Testing MethodologyUpdate: We've updated all benchmark scores for Nvidia graphics cards using the Forceware 267.59 drivers that fix performance issues in Dragon Age II when using the DirectX 11 rendering mode. Findings and remarks have also been made current accordingly.
For putting together this performance review we tested seventeen DirectX 11 graphics card configurations from AMD and Nvidia across all price ranges. The latest drivers were used for all graphics cards.
While on the subject of drivers, the AMD Catalyst 11.2 drivers worked perfectly and provided excellent Crossfire scaling in this game. However there currently appears to be a performance issue with Nvidia based graphics cards when using the DirectX 11 rendering mode. We found unusually low frame rates on high-end GeForce GTX graphics cards, but luckily this didn't prevent us from playing the game.
We used Fraps to measure frame rates during a minute of gameplay from Dragon Age II's first single-player level. The test begins as the player engages a number of hostiles on top of a rocky mountain outcrop. The scene has heaps of action taking place and should help to provide an excellent representation of the performance gamers can expect to see throughout the game.
Our Intel Core i7 920 processor was overclocked to 3.70GHz in an attempt to remove any CPU bottlenecks that could influence high-end graphics cards' scores.
Dragon Age II was tested at three resolutions: 1680x1050, 1920x1200 and 2560x1600 with 4x Anti-Aliasing and 16x Anisotropic Filtering enabled. When testing we found that disabling Anti-Aliasing and Anisotropic Filtering only provided a small performance gain in the DX11 mode, while it had a huge impact on visual quality. The choice of testing with these enabled then was obvious.
We also tested using the Very High, High and Medium quality presets.
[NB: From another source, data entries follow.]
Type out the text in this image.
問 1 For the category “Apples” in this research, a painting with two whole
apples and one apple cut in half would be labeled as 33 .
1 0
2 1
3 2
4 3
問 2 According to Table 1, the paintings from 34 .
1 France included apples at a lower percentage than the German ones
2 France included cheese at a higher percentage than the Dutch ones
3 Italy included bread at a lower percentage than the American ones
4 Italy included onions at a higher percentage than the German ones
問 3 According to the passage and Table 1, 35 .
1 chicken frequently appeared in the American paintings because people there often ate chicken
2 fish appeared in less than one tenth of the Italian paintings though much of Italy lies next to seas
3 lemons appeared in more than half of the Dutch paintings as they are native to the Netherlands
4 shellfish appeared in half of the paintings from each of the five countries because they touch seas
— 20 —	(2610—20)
The “Very High” preset allows for ambient occlusion, depth of field and blur effects. The “High” preset disables depth of field and blur, while “Medium” removes all the customizable DX11 features.
The high-resolution texture pack was installed and enabled for all tests, we found that disabling this feature only lead to a gain of 2-3 extra fps on average. This is likely because all graphics cards tested with the exception of the Radeon HD 5670, featured a 1024MB or greater frame buffer.
Besides clocking our Core i7 processor at a range of frequencies to see how that affected performance, we also ran similar tests using a range of processors from AMD and Intel to see how they compared.
Test System Specs
- Intel Core i7 920 @ 3.70GHz
- x3 2GB G.Skill DDR3 PC3-12800 (CAS 7-7-7-20)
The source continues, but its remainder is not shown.